You can check my github: https://github.com/rmalla1/OpenRefine-HD
That author did not have Spark tuned well for the use case. This is a common issue with Spark. Since OpenRefine commonly is used with Strings, we plan to optimize in many areas for that such a few mentioned here: https://databricks.com/glossary/spark-tuning But in general, there are always tradeoffs when trying to provide immediate feedback for interactions. Since OpenRefine has many interactive features, some will need to support batching and advise the user in the interface that things will take longer...do you want to send to batch? Some of the tradeoffs and ways we plan to address these are mentioned in our general OpenRefine on Spark issue here: https://github.com/OpenRefine/OpenRefine/issues/1433
It's Java, but I don't know what's underneath that.

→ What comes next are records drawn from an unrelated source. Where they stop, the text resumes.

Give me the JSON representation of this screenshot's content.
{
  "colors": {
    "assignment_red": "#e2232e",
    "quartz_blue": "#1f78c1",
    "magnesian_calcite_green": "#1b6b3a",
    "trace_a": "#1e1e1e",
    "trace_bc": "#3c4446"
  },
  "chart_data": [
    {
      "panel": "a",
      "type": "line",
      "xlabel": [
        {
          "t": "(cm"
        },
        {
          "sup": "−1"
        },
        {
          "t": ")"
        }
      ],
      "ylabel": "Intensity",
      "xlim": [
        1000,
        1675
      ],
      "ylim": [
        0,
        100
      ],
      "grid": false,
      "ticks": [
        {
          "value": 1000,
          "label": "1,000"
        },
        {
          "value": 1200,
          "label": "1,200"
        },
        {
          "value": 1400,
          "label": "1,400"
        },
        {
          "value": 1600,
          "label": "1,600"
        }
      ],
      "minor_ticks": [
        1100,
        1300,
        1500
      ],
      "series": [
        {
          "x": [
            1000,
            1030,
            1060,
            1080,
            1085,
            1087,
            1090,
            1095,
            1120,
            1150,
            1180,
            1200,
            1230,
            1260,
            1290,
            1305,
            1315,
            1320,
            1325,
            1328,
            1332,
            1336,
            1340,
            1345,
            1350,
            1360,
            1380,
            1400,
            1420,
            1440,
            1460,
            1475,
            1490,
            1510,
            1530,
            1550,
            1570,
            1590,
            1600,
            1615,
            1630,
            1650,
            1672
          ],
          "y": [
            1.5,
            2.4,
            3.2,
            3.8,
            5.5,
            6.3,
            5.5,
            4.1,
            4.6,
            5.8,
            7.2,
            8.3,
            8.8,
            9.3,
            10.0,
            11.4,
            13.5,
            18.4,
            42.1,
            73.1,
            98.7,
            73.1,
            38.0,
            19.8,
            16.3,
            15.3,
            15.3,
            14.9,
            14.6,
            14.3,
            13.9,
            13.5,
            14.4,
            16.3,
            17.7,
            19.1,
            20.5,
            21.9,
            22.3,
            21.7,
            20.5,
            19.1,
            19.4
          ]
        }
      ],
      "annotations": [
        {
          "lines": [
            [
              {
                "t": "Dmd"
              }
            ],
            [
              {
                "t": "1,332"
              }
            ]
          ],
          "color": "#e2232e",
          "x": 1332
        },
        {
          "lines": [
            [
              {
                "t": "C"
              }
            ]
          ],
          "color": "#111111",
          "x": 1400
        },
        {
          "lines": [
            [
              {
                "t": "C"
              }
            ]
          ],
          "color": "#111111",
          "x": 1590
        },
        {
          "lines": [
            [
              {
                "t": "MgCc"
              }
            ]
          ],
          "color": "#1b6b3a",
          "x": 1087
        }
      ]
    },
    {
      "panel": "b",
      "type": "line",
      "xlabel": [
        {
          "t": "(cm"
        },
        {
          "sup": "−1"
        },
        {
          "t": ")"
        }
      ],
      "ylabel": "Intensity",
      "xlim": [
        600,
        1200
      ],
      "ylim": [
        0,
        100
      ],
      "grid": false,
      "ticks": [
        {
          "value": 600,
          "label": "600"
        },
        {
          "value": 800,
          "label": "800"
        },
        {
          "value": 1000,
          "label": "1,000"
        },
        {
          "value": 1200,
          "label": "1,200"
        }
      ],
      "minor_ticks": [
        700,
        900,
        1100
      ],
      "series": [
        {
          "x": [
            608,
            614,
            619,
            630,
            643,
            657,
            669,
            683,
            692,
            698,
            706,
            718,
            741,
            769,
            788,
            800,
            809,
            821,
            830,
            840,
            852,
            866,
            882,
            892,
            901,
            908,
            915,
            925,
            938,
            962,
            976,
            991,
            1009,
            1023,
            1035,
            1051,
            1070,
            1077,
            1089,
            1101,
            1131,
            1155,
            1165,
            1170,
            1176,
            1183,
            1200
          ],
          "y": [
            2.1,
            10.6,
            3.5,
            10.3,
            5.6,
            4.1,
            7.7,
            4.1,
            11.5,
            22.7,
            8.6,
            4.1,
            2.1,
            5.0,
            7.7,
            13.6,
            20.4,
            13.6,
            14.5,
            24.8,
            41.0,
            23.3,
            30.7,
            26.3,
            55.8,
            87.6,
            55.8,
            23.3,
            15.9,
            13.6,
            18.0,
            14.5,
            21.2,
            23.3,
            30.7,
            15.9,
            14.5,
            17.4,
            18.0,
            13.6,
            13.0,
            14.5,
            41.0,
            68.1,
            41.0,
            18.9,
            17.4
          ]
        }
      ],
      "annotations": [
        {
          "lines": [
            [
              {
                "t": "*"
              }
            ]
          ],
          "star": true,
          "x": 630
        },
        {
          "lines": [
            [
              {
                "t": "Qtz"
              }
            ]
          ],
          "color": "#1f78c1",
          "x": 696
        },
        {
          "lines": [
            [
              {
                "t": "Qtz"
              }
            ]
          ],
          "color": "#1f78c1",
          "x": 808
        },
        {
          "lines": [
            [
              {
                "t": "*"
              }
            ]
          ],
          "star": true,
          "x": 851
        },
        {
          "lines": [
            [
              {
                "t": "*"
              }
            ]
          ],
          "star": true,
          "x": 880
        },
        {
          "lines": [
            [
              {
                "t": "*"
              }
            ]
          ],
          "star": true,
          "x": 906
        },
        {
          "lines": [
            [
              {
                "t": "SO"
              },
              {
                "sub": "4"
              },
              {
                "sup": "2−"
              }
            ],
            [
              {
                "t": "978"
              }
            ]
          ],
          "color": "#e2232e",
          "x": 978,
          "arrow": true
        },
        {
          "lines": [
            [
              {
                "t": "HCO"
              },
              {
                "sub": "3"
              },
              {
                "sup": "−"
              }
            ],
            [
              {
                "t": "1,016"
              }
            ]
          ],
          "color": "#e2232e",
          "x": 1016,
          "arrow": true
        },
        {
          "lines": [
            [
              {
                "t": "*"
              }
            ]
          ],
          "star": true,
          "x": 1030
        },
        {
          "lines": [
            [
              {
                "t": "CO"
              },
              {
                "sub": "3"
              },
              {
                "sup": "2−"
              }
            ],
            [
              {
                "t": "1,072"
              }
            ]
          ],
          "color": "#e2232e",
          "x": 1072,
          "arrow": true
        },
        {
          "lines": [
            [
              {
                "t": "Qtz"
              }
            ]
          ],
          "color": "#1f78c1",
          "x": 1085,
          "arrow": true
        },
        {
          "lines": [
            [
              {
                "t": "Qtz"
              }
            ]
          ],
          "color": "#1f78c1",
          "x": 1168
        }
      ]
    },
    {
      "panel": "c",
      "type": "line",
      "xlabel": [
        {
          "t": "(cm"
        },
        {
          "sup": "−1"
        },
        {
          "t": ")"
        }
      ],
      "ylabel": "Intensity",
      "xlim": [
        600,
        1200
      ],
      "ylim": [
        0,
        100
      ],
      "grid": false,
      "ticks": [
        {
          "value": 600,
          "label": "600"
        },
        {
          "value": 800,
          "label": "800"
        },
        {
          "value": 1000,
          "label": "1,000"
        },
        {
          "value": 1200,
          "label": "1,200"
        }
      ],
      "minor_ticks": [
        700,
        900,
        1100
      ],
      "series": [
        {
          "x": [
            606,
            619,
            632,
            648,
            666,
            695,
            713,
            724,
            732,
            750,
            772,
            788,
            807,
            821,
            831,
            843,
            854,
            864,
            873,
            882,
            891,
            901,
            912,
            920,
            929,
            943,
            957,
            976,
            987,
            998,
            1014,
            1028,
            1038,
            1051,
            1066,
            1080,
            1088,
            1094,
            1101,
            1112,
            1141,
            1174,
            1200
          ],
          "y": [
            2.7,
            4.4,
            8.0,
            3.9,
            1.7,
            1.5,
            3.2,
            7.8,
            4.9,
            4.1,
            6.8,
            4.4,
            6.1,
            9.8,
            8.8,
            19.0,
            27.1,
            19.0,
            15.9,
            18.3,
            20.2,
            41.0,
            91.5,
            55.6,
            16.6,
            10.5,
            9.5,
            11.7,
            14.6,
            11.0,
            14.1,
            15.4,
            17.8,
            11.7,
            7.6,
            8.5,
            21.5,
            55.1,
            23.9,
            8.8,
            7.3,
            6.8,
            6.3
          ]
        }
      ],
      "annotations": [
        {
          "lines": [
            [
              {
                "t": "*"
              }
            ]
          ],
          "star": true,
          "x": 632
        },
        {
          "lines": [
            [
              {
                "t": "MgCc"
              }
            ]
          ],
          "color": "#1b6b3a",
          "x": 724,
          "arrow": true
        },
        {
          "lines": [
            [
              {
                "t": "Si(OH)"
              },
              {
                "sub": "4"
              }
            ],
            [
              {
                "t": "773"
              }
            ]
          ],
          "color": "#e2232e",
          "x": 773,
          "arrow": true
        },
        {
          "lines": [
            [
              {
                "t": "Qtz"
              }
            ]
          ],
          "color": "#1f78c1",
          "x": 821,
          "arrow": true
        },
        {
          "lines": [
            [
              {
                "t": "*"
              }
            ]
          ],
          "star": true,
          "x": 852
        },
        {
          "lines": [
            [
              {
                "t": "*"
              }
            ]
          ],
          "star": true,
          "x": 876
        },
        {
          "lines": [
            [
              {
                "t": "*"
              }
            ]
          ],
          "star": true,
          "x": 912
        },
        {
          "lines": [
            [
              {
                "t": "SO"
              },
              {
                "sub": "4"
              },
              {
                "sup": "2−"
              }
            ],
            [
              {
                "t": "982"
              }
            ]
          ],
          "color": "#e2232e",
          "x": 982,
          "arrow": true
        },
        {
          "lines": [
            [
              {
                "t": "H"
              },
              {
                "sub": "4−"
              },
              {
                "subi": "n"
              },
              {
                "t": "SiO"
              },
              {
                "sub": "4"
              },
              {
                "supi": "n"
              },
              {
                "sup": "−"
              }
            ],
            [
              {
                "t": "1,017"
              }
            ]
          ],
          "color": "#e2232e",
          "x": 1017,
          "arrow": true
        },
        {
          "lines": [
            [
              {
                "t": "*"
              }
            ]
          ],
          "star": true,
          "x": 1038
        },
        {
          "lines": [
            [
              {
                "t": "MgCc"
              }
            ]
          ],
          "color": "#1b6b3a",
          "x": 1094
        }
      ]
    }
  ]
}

There web browser connects to a local server. You can increase the RAM allocated to the JVM, and I'm fairly sure I've worked on hundreds of thousands of rows, although I don't remember the operations I was using.
I've used it sparingly but recognize that I should be using it more. It is really powerful for cleaning up messy data. I'm not sure of the stack but I did reach out to one of the developers about being on HackerNews. Hopefully they can respond.
Follow up:
Looking over the old SIMILE site I couldn't find the original project. Also David Huynh didn't mention it in his own website, but some searching yielded the original project, "Parallax"
SIMILE library is used in OpenRefine for certain Faceting like timeline, clustering, etc. Parallax was originated by David to show how time series data visualizations could be enhanced. David was one of our original designers of OpenRefine and I worked closely with him and Stefano in testing it.
You can use python code for more advanced data manipulations and creating plugins.